The landscape was gorgeous at the start and it was a crisp, cold morning. From very soon on our walk we could see Burgos in the distance, but our way brought us through an ugly industrial long stretch of highway which was actually painful for me (because of what I am sure of now was a bad case of tendonitis then which I didn’t want to accept).
But we have arrived after a short 20 KM day and found a small by-donation hostel above a chapel right in downtown. There isn’t a kitchen but the hospitalero was very kind and told me to take a day of rest if I can.
I walked around Burgos with Alissa and Ko a bit and might decide to stay tomorrow.
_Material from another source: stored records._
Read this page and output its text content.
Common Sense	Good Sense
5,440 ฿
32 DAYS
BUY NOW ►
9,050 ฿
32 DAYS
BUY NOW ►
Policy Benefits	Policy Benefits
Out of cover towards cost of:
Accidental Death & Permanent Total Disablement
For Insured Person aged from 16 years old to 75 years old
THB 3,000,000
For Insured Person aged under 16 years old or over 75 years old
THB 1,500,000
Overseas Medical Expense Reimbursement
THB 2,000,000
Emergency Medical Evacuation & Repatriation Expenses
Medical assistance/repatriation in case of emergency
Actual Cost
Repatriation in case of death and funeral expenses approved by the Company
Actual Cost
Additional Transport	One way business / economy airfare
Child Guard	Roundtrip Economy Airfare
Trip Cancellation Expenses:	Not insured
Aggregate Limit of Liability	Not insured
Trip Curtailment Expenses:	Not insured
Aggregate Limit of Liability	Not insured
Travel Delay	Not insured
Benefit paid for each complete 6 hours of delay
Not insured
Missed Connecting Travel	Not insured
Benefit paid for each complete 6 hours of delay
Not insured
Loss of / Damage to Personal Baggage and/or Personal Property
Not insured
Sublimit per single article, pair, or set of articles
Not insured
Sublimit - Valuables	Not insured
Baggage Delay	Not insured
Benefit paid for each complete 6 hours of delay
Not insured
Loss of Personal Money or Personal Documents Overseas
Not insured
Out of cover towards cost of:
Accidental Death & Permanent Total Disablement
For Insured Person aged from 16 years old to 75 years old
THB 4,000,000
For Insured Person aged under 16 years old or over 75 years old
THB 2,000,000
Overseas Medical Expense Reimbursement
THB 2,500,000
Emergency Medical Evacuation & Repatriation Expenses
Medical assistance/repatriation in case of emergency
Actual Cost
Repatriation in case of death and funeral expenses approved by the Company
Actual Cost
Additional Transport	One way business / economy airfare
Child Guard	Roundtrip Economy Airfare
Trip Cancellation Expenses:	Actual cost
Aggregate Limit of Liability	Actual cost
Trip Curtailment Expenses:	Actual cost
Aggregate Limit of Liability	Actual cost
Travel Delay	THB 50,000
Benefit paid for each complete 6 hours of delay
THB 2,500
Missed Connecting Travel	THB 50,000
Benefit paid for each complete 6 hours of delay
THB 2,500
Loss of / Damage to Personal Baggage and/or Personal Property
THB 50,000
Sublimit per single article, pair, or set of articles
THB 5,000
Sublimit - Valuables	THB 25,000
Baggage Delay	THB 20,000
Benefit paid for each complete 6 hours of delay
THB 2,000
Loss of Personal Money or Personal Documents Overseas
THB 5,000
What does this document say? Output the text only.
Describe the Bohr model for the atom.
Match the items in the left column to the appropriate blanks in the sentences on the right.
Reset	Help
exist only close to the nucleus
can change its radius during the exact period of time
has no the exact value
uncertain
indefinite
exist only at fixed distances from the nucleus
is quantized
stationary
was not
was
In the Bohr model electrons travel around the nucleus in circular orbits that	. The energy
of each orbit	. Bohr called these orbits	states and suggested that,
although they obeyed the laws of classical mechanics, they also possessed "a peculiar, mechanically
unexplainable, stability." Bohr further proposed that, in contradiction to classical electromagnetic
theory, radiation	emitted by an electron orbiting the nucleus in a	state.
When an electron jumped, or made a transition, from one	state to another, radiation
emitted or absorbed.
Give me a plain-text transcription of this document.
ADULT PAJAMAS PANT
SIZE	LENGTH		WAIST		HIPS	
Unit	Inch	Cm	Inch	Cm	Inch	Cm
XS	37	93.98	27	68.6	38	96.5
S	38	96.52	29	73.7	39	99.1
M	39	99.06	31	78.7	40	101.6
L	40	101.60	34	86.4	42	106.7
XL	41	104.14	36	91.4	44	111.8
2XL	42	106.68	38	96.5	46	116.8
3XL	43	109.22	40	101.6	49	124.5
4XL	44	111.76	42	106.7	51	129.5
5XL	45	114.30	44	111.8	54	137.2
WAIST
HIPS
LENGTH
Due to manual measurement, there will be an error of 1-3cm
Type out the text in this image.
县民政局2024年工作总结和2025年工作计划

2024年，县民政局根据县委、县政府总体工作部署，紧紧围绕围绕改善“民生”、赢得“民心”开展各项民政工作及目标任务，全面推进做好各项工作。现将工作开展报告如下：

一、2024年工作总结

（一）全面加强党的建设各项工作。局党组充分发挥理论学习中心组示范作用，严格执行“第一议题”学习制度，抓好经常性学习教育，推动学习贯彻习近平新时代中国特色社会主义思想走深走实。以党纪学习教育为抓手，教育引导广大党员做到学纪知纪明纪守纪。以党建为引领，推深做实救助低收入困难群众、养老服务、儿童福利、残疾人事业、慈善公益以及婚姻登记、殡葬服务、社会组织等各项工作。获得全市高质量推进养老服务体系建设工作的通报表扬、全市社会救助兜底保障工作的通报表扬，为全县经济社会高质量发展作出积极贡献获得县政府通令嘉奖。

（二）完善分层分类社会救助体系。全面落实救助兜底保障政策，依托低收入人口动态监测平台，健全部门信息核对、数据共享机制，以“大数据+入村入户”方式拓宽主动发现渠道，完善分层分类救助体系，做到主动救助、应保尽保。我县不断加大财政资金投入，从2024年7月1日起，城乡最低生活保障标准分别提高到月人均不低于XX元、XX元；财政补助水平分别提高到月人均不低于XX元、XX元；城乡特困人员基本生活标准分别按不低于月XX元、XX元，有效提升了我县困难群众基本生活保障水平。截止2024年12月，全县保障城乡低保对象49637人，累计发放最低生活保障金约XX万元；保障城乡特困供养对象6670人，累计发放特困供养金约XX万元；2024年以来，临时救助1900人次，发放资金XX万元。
I did a bit of shopping and have enjoyed being in a city, well with the convenience of a city, but people gawked at Ko and I walking in our sportswear and flip-flops. Alissa at least had normal looking shoes and jeans, not shocking flip-flops and half-pants, but I laughed several times because of the facial expressions I got from people. [Spanish people are not afraid to look, look again, or even downright stare]

Sunday, May 2, 2010

Day10-11






5 April 2010
Last night was just lovely and I really enjoyed the hostel. Today I am hoping to get about 22 KM or so. The sun was shining after a cozy breakfast with lovely people. I cried with gratitude this AM on the start and it was just what I needed.
~I am sitting on a lookout point in the Montes de Oca in Burgos. I had a nice chat over a tortilla bocadillo in the last town with a nice Belgian gentleman, Erik, with a contagious laugh. He asked me what I wanted in life to be happy and we both agreed happiness was shared and in giving, him to his three daughters. He reminded me a bit of Dad. I wish my family could be here to experience this. The mountains are snow-capped in the distance and the trees are lining the roadway and blooming in spring. I thought earlier that it would be great to be a hostelera (someone who works at the albergues) and make headbands to give to the pilgrims for a donation. I really appreciated the community in vespers and the singing last night around the dinner table after eating. It was fun and today I am trying to take more time to think and enjoy and reflect about what I might want to do next year. I have internet at home now and so I can really get searching for a job or a masters program and might have more possibility to get my portfolio online. I am excited for the future but also a little bit nervous.
So I have arrived to Áges and will be headed to Burgos tomorrow.

San Juan de Gaztelugatxe






After I dropped Miwa off at the airport being chauffeured in a friend’s car by the other Eibarres American, Paul, we went for a coastal drive and short hike, with a stopoff at a Renaissance Fair in Gernika. Thankfully I have some photos to describe the beautiful scenery because Paul is a great photographer. These are random snapshots from the day. It was lovely, so I had to make a video ( on Paul's camera that is and with my excellent narration skills that I am honing).